No mesmo sentido, o STF decidiu pela incompetência da 7ª Vara Federal do Rio de Janeiro na Lava Jato carioca, no HC 203.261, determinando a livre distribuição na Justiça Federal em relação às ações penais relativas às Operações "Fatura Exposta", "Ressonância" e "Operação S.O.S", onde o juiz competente, nos termos do art. 567 do CPP, deverá decidir sobre a convalidação, ou não, dos atos decisórios.
O TRF2, após as decisões do STF já decidiu em três casos, pela incompetência do Juízo da 7ª Vara Criminal Federal, cuja conexão se firmava pela colaboração decorrente de Operações conexas a Lava Jato, mas que nada possuem de conexão, como o caso das ações penais decorrente das Operações Favorito, Unfair Play e Mascate.
Segundo o art 567, CPP, a incompetência do juízo anula somente os atos decisórios, e nesta linha, importante destacar que inúmeras colaborações premiadas foram celebradas em decorrência dessas ações penais, e com cláusula expressa de que " está sendo processado pelo cometimento de crimes de pertencimento à organização criminosa, evasão de divisa e lavagem de dinheiro, dentre outros ( da ação penal referida e conexa), e poderá ser investigado por outros fatos citados nos anexos que instruem o presente acordo".
Neste sentido, o reconhecimento da incompetência do Juízo da 7ª Vara Criminal do Rio de Janeiro para as ações citadas, e a anulação dos atos decisórios do mesmo, também anulam as homologações das colaborações celebradas até a data em que foi reconhecida a incompetência do Juiz.
Desta forma, necessário se faz encaminhar todas as colaborações conexas a essas ações penais à livre distribuição, para que o Juiz competente possa homologá-las, de acordo com a lei 12.850/2013 e suas alterações com o pacote anticrime.

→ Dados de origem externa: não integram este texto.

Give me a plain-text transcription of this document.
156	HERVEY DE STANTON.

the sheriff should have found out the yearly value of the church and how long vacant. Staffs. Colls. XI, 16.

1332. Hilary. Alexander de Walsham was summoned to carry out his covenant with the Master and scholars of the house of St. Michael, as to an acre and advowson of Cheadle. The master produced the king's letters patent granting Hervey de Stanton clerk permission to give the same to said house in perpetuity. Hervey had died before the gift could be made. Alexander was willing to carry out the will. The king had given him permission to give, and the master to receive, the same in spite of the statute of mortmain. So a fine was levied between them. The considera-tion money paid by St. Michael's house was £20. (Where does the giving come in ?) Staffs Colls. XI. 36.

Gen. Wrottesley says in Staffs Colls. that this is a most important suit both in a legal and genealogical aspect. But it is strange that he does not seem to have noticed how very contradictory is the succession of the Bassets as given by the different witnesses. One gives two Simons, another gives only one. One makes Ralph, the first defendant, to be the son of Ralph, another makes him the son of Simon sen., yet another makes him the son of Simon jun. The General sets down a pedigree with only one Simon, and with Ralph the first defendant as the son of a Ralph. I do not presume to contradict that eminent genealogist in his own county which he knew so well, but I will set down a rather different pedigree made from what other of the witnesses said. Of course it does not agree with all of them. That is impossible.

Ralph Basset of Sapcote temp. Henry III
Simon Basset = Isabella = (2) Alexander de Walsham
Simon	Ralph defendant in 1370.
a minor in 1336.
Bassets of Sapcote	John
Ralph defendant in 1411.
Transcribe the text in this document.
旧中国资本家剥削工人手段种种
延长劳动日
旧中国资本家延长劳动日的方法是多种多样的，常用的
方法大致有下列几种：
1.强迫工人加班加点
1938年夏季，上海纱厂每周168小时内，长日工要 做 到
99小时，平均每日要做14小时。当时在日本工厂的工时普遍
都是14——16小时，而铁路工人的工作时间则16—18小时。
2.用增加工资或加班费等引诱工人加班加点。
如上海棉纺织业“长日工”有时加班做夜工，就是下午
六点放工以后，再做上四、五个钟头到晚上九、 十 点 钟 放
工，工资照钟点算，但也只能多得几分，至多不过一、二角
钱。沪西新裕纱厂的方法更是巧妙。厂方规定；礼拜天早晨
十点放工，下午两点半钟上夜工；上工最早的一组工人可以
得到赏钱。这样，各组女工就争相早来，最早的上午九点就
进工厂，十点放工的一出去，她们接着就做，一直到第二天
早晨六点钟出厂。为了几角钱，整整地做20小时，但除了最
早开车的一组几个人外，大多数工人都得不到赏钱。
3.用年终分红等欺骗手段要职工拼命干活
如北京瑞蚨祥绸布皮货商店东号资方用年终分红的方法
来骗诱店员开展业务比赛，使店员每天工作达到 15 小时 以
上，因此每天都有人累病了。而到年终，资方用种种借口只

A participação do Juiz no acordo de colaboração tão somente se dá no ato decisório da homologação do acordo, e justamente para que se mantenha a imparcialidade na homologação, sendo necessário que o magistrado verifique a regularidade, a legalidade e a voluntariedade do colaborador, e para isso é necessário ouvi-lo na presença do seu defensor, antes da homologação do acordo.
A nova redação do § 7º, do art. 4º da Lei 12.850/2013 estabelece que os autos serão enviados ao Juiz, para, antes de homologar o acordo de colaboração, analisar o respectivo termo, as declarações do colaborador e cópia da investigação, devendo ouvir sigilosamente o colaborador, acompanhado de seu defensor, oportunidade em que analisará a regularidade e legalidade, adequação dos benefícios e penalidades, a voluntariedade, especialmente nos casos em que o Colaborador esteve ou está sob efeitos de medidas cautelares.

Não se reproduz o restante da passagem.